To display the results, I made a graph with Google Charts. (I'd add them here, but I've yet to learn how to embed JavaScript into reStructuredText.)

Pain points

I'm new to programming. While I enjoy it very much, I spend about 90% of my time immersed in pain. The text analysis took me four nights (Monday through Thursday) to complete. On the actual hack day, I made the graph and web page, with a lot of help from Bootstrap. Along the way, I encountered many problems:

  • Selecting specific subsets of HTML tags with no classes or ids.

  • Accidentally passing list items with the newline character to the rap_search() script, resulting in 178 filenames split off from their extensions. Fortunately there was an easy fix:

    for filename in os.listdir("."):
            if '\n' in filename:
            os.rename(filename, re.sub(r'\n', r'', filename))
  • Reformatting the final list of brands into an HTML table.

  • Reformatting the final list of brands into a list of dictionaries to create a graph with JavaScript InfoVis Toolkit.

  • Not knowing how to build a non-stacked bar graph with the InfoVis Toolkit.

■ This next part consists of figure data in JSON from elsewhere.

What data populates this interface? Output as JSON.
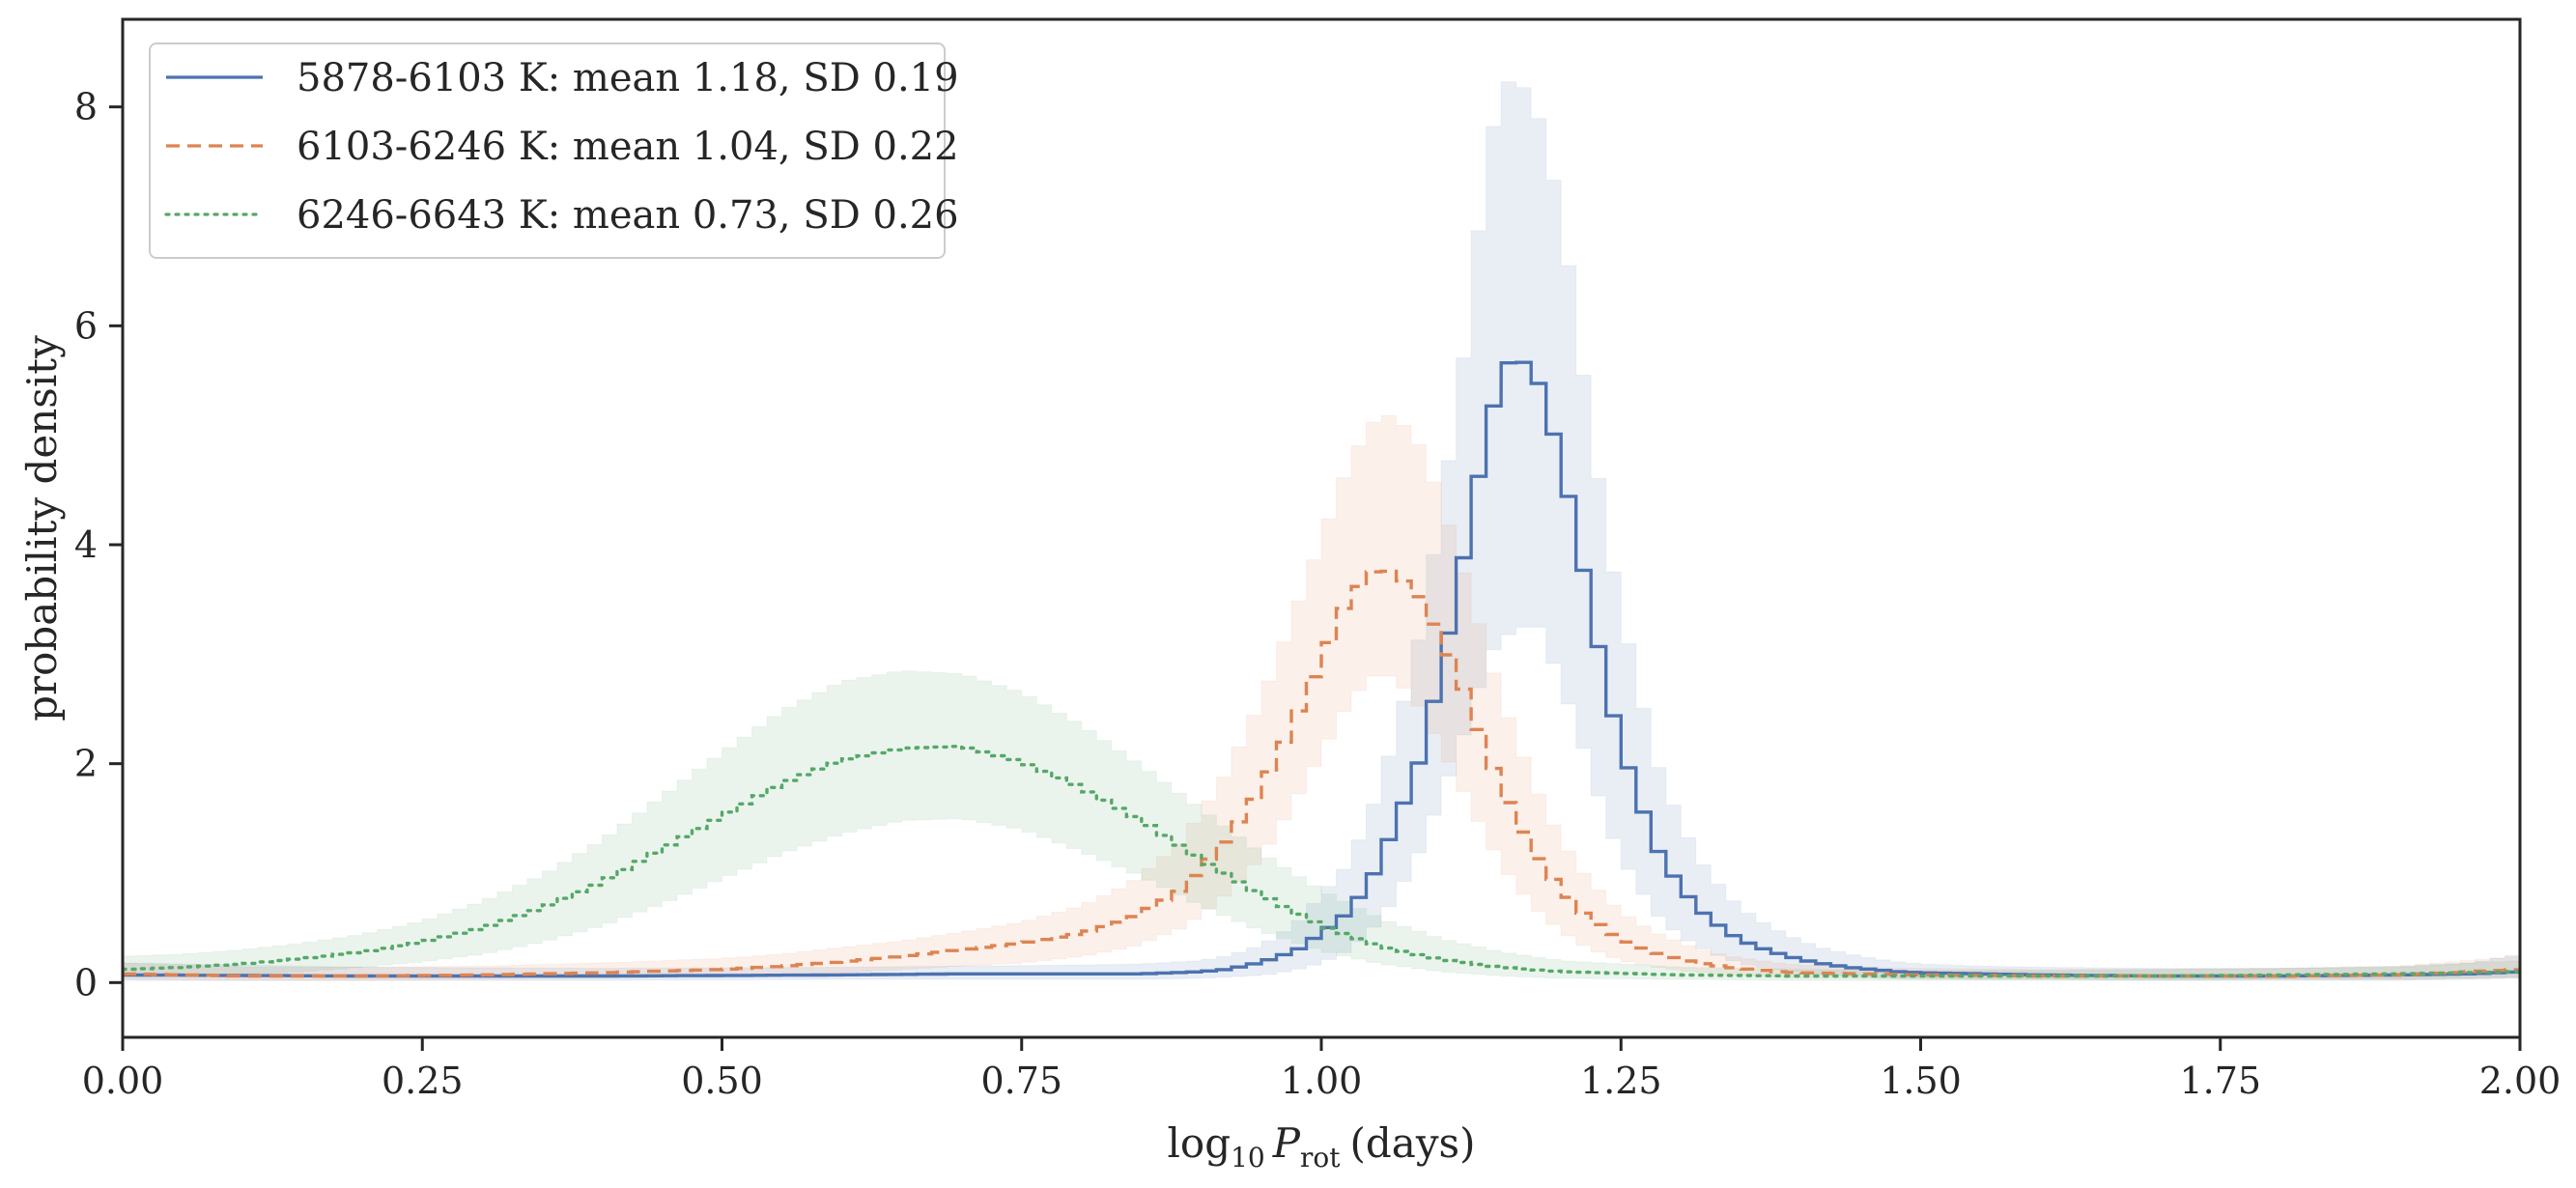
{
  "chart_data": {
    "type": "line",
    "title": "",
    "xlabel": "log10 Prot (days)",
    "xlabel_parts": {
      "pre": "log",
      "sub1": "10",
      "var": "P",
      "sub2": "rot",
      "post": "(days)"
    },
    "ylabel": "probability density",
    "xlim": [
      0,
      2
    ],
    "ylim": [
      -0.5,
      8.8
    ],
    "x_ticks": [
      0,
      0.25,
      0.5,
      0.75,
      1.0,
      1.25,
      1.5,
      1.75,
      2.0
    ],
    "x_tick_labels": [
      "0.00",
      "0.25",
      "0.50",
      "0.75",
      "1.00",
      "1.25",
      "1.50",
      "1.75",
      "2.00"
    ],
    "y_ticks": [
      0,
      2,
      4,
      6,
      8
    ],
    "y_tick_labels": [
      "0",
      "2",
      "4",
      "6",
      "8"
    ],
    "grid": false,
    "legend_position": "top-left",
    "series": [
      {
        "name": "5878-6103 K: mean 1.18, SD 0.19",
        "color": "#4c72b0",
        "linestyle": "solid",
        "x": [
          0.0,
          0.2,
          0.4,
          0.6,
          0.7,
          0.8,
          0.85,
          0.9,
          0.92,
          0.94,
          0.96,
          0.98,
          1.0,
          1.02,
          1.04,
          1.06,
          1.08,
          1.1,
          1.12,
          1.14,
          1.16,
          1.18,
          1.2,
          1.22,
          1.24,
          1.26,
          1.28,
          1.3,
          1.32,
          1.34,
          1.36,
          1.38,
          1.4,
          1.42,
          1.44,
          1.46,
          1.48,
          1.5,
          1.55,
          1.6,
          1.7,
          1.8,
          1.9,
          1.96,
          2.0
        ],
        "y": [
          0.07,
          0.06,
          0.06,
          0.07,
          0.08,
          0.08,
          0.08,
          0.1,
          0.12,
          0.16,
          0.22,
          0.3,
          0.45,
          0.62,
          0.9,
          1.4,
          1.95,
          2.85,
          3.95,
          5.15,
          5.78,
          5.52,
          4.78,
          3.7,
          2.58,
          1.82,
          1.22,
          0.86,
          0.62,
          0.45,
          0.34,
          0.27,
          0.21,
          0.17,
          0.14,
          0.12,
          0.1,
          0.09,
          0.08,
          0.07,
          0.06,
          0.06,
          0.07,
          0.08,
          0.1
        ],
        "band_lower": [
          0.02,
          0.02,
          0.02,
          0.03,
          0.03,
          0.03,
          0.03,
          0.04,
          0.05,
          0.06,
          0.08,
          0.12,
          0.18,
          0.28,
          0.45,
          0.75,
          1.15,
          1.7,
          2.3,
          3.0,
          3.22,
          3.28,
          2.75,
          2.1,
          1.4,
          0.95,
          0.62,
          0.42,
          0.3,
          0.21,
          0.15,
          0.12,
          0.09,
          0.07,
          0.06,
          0.05,
          0.04,
          0.04,
          0.03,
          0.03,
          0.02,
          0.02,
          0.02,
          0.03,
          0.04
        ],
        "band_upper": [
          0.18,
          0.14,
          0.13,
          0.14,
          0.15,
          0.16,
          0.17,
          0.2,
          0.24,
          0.3,
          0.4,
          0.55,
          0.8,
          1.05,
          1.5,
          2.2,
          3.05,
          4.3,
          5.8,
          7.7,
          8.35,
          7.95,
          7.05,
          5.45,
          3.95,
          2.9,
          2.0,
          1.45,
          1.05,
          0.78,
          0.6,
          0.48,
          0.38,
          0.31,
          0.26,
          0.22,
          0.19,
          0.17,
          0.15,
          0.14,
          0.13,
          0.13,
          0.14,
          0.18,
          0.26
        ]
      },
      {
        "name": "6103-6246 K: mean 1.04, SD 0.22",
        "color": "#dd8452",
        "linestyle": "dashed",
        "x": [
          0.0,
          0.1,
          0.2,
          0.3,
          0.4,
          0.5,
          0.55,
          0.6,
          0.65,
          0.7,
          0.75,
          0.8,
          0.84,
          0.88,
          0.9,
          0.92,
          0.94,
          0.96,
          0.98,
          1.0,
          1.02,
          1.04,
          1.06,
          1.08,
          1.1,
          1.12,
          1.14,
          1.16,
          1.18,
          1.2,
          1.22,
          1.24,
          1.26,
          1.28,
          1.3,
          1.32,
          1.34,
          1.36,
          1.38,
          1.4,
          1.45,
          1.5,
          1.6,
          1.7,
          1.8,
          1.9,
          2.0
        ],
        "y": [
          0.08,
          0.06,
          0.06,
          0.07,
          0.09,
          0.12,
          0.15,
          0.19,
          0.24,
          0.3,
          0.36,
          0.45,
          0.58,
          0.82,
          1.05,
          1.3,
          1.6,
          2.0,
          2.45,
          2.95,
          3.45,
          3.75,
          3.76,
          3.55,
          3.15,
          2.65,
          2.05,
          1.55,
          1.15,
          0.85,
          0.62,
          0.46,
          0.35,
          0.27,
          0.21,
          0.17,
          0.14,
          0.12,
          0.1,
          0.09,
          0.08,
          0.07,
          0.06,
          0.06,
          0.06,
          0.07,
          0.12
        ],
        "band_lower": [
          0.03,
          0.02,
          0.02,
          0.03,
          0.04,
          0.05,
          0.07,
          0.09,
          0.12,
          0.15,
          0.18,
          0.24,
          0.32,
          0.48,
          0.62,
          0.8,
          1.02,
          1.32,
          1.7,
          2.1,
          2.5,
          2.8,
          2.8,
          2.55,
          2.15,
          1.72,
          1.28,
          0.92,
          0.66,
          0.47,
          0.33,
          0.24,
          0.18,
          0.14,
          0.11,
          0.09,
          0.07,
          0.06,
          0.05,
          0.04,
          0.04,
          0.03,
          0.03,
          0.03,
          0.03,
          0.03,
          0.05
        ],
        "band_upper": [
          0.18,
          0.14,
          0.14,
          0.15,
          0.18,
          0.22,
          0.26,
          0.32,
          0.38,
          0.46,
          0.55,
          0.7,
          0.9,
          1.25,
          1.55,
          1.9,
          2.35,
          2.85,
          3.45,
          4.05,
          4.65,
          5.1,
          5.2,
          4.95,
          4.4,
          3.7,
          2.95,
          2.3,
          1.75,
          1.3,
          0.98,
          0.74,
          0.57,
          0.45,
          0.36,
          0.29,
          0.24,
          0.21,
          0.18,
          0.16,
          0.14,
          0.13,
          0.12,
          0.12,
          0.13,
          0.15,
          0.24
        ]
      },
      {
        "name": "6246-6643 K: mean 0.73, SD 0.26",
        "color": "#55a868",
        "linestyle": "dotted",
        "x": [
          0.0,
          0.05,
          0.1,
          0.15,
          0.2,
          0.25,
          0.3,
          0.35,
          0.4,
          0.45,
          0.5,
          0.55,
          0.6,
          0.65,
          0.7,
          0.75,
          0.8,
          0.85,
          0.9,
          0.95,
          1.0,
          1.05,
          1.1,
          1.15,
          1.2,
          1.3,
          1.4,
          1.5,
          1.6,
          1.7,
          1.8,
          1.9,
          2.0
        ],
        "y": [
          0.12,
          0.14,
          0.17,
          0.22,
          0.28,
          0.37,
          0.5,
          0.68,
          0.92,
          1.22,
          1.52,
          1.82,
          2.03,
          2.14,
          2.16,
          2.02,
          1.78,
          1.48,
          1.12,
          0.8,
          0.52,
          0.33,
          0.21,
          0.14,
          0.1,
          0.07,
          0.06,
          0.06,
          0.06,
          0.06,
          0.07,
          0.08,
          0.1
        ],
        "band_lower": [
          0.05,
          0.06,
          0.08,
          0.1,
          0.14,
          0.19,
          0.26,
          0.37,
          0.52,
          0.72,
          0.95,
          1.18,
          1.36,
          1.48,
          1.5,
          1.4,
          1.2,
          0.97,
          0.7,
          0.47,
          0.29,
          0.17,
          0.1,
          0.06,
          0.04,
          0.03,
          0.02,
          0.02,
          0.02,
          0.02,
          0.03,
          0.03,
          0.05
        ],
        "band_upper": [
          0.24,
          0.26,
          0.3,
          0.36,
          0.44,
          0.56,
          0.74,
          0.98,
          1.3,
          1.7,
          2.1,
          2.48,
          2.75,
          2.85,
          2.82,
          2.65,
          2.35,
          1.98,
          1.58,
          1.18,
          0.84,
          0.58,
          0.4,
          0.28,
          0.2,
          0.14,
          0.12,
          0.11,
          0.11,
          0.12,
          0.13,
          0.15,
          0.2
        ]
      }
    ]
  }
}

  • Switching to Google Charts and reformatting the final list of brands into a list of lists to create a Google Charts graph.

Notes for the future

More complete data

I slashed the set of brand names to less than 7% of its original size and conflated "car manufacturers" with "car brands." Wikipedia also has a lengthy list of automobile marques, which I didn't even touch.

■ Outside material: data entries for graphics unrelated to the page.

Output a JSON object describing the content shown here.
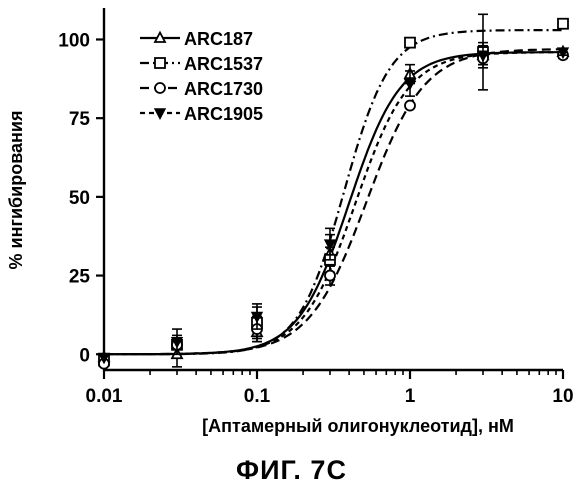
{
  "figure": {
    "caption": "ФИГ. 7C"
  },
  "chart_data": {
    "type": "scatter",
    "xlabel": "[Аптамерный олигонуклеотид], нМ",
    "ylabel": "% ингибирования",
    "xscale": "log",
    "xlim": [
      0.01,
      10
    ],
    "ylim": [
      -5,
      110
    ],
    "x_ticks": [
      0.01,
      0.1,
      1,
      10
    ],
    "x_tick_labels": [
      "0.01",
      "0.1",
      "1",
      "10"
    ],
    "y_ticks": [
      0,
      25,
      50,
      75,
      100
    ],
    "y_tick_labels": [
      "0",
      "25",
      "50",
      "75",
      "100"
    ],
    "grid": false,
    "legend_position": "top-left",
    "colors": {
      "ink": "#000000",
      "background": "#ffffff"
    },
    "series": [
      {
        "name": "ARC187",
        "marker": "triangle-up",
        "line": "solid",
        "x": [
          0.01,
          0.03,
          0.1,
          0.3,
          1,
          3,
          10
        ],
        "y": [
          -1,
          0,
          7,
          32,
          89,
          95,
          96
        ],
        "err": [
          0,
          4,
          3,
          6,
          3,
          3,
          1
        ],
        "fit": {
          "bottom": 0,
          "top": 96,
          "ec50": 0.4,
          "hill": 2.6
        }
      },
      {
        "name": "ARC1537",
        "marker": "square",
        "line": "dashdot",
        "x": [
          0.01,
          0.03,
          0.1,
          0.3,
          1,
          3,
          10
        ],
        "y": [
          -2,
          3,
          10,
          30,
          99,
          96,
          105
        ],
        "err": [
          0,
          0,
          5,
          4,
          0,
          12,
          0
        ],
        "fit": {
          "bottom": 0,
          "top": 103,
          "ec50": 0.37,
          "hill": 2.9
        }
      },
      {
        "name": "ARC1730",
        "marker": "circle",
        "line": "dashed",
        "x": [
          0.01,
          0.03,
          0.1,
          0.3,
          1,
          3,
          10
        ],
        "y": [
          -3,
          3,
          8,
          25,
          79,
          94,
          95
        ],
        "err": [
          0,
          3,
          4,
          3,
          0,
          2,
          1
        ],
        "fit": {
          "bottom": 0,
          "top": 97,
          "ec50": 0.52,
          "hill": 2.3
        }
      },
      {
        "name": "ARC1905",
        "marker": "triangle-down",
        "line": "shortdash",
        "x": [
          0.01,
          0.03,
          0.1,
          0.3,
          1,
          3,
          10
        ],
        "y": [
          -1,
          4,
          12,
          35,
          86,
          95,
          96
        ],
        "err": [
          0,
          4,
          4,
          5,
          4,
          4,
          1
        ],
        "fit": {
          "bottom": 0,
          "top": 96,
          "ec50": 0.44,
          "hill": 2.5
        }
      }
    ]
  }
}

I'd like to go deeper than brands, into the actual names of cars, and match them against an even bigger database of lyrics. RapGenius and the Last.fm API are possible alternatives to the Rap Lyrics Database. RapGenius has an excellent database, but it contains a significant amount of lyrics from non-hip-hop artists as well.

Semantic orientation

I equated "beloved" to "number of songs mentions." This is obviously not always the case, as rappers name-drop plenty of things they dislike. It's true that rappers generally mention cars in a positive manner, but a more accurate experiment would take into account not just how many times the brand was used, but in what way the brand was used--i.e., the semantic orientation of the brand. A sentiment analysis might be the way to go.

Multi-word brands

The Rap Lyrics Database turns up blank if you search for, say "Aston Martin" (with the quotes and the space), even though Aston Martin is mentioned in a few songs. So multi-word brands with spaces in them turned up short. (Mercedes-Benz doesn't have this issue because it has a hyphen, not a space.)

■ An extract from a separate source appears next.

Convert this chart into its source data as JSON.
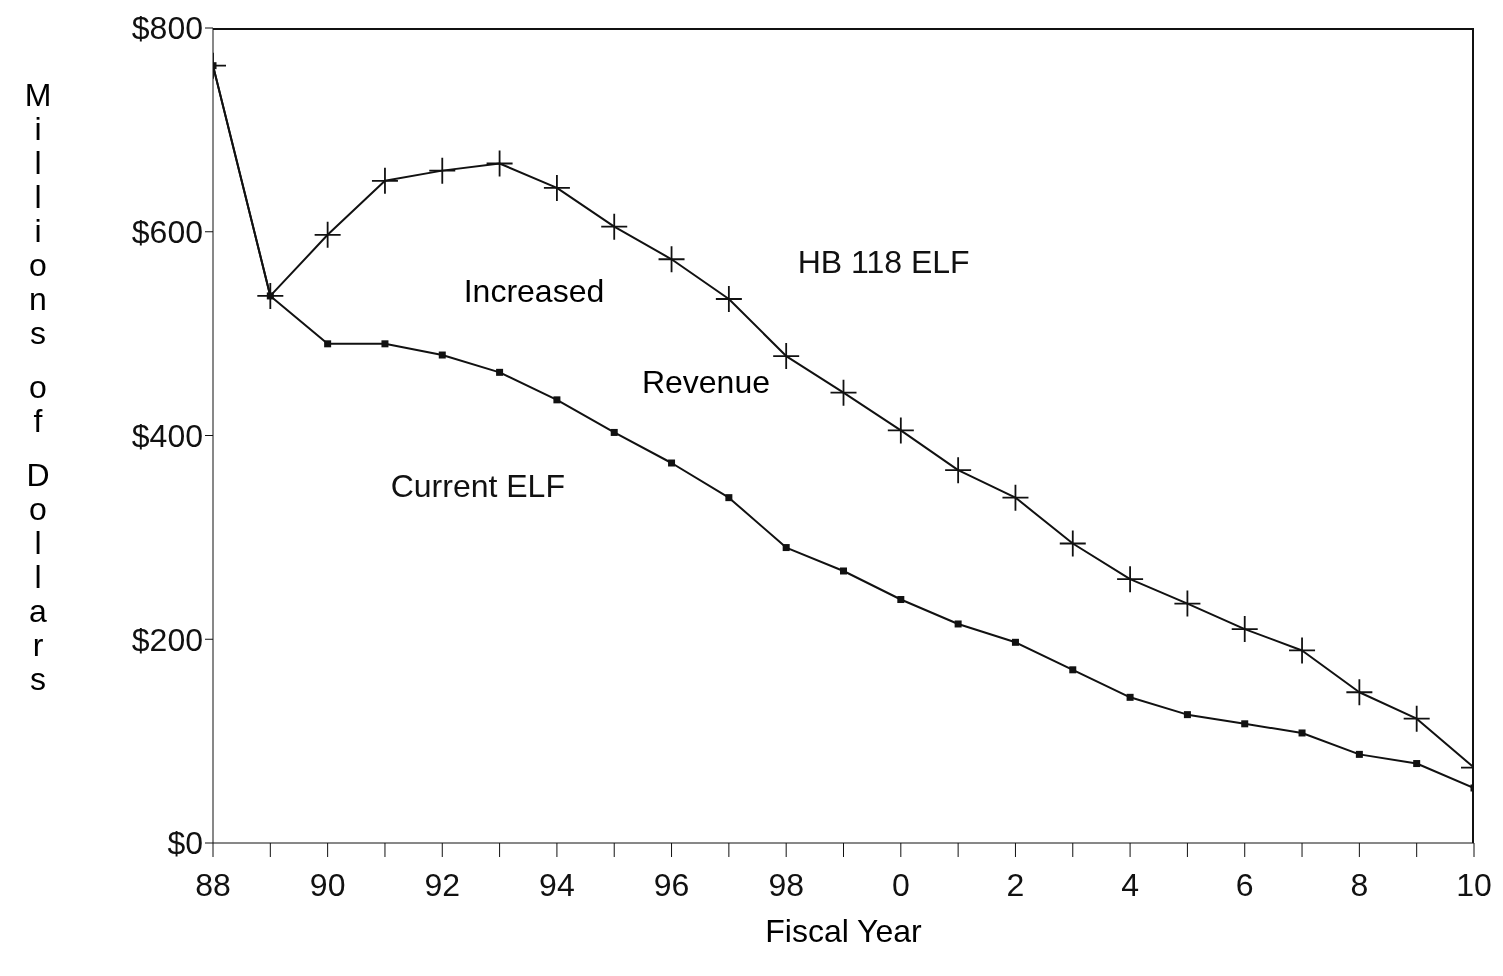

If I were to use the Rap Lyrics Database again, I'd have to search for "Aston" and "Martin" separately and compare the songs on each results page. Otherwise, RapGenius seems to do spaces nicely.

Nicknames and duplicates

I searched for "Mercedes-Benz" as well as just "Mercedes" and "Benz." However, again, because I didn't compare song names, I ended up nixing the counts for the nicknames to minimize the possibility of duplicates. I also missed some nicknames--for instance, I completely neglected "Caddy" and "Lac" (sorry, Cadillac), "Lex," etc.

Misspellings, plurals, etc.

I did search for "Beamer" and "Beemer," but there's also "Bima" and probably countless other misspellings of "Bimmer" and other car brands. I ignored plurals, whether spelled correctly ("Bimmers") or not ("Bimaz").

Disambiguation

Many car brands double as common words or unrelated proper names, e.g., Prince, Radical, Ram, MINI, Oakland. I discarded these instead of determining whether or not they were referring to the car brand.

Last thoughts

A few months ago, when I first got the idea for this project, I thought it would be ridiculously hard. I envisioned building a large corpus of hip-hop lyrics and determining the classification, meaning, and orientation of each word to uncover the truth.

After going about this somewhat backwards, I think my initial impression remains correct. I'm happy I finally took a stab at the project, and I'm excited to continue working on it. This is just the first of a long series of experiments (and blog posts)!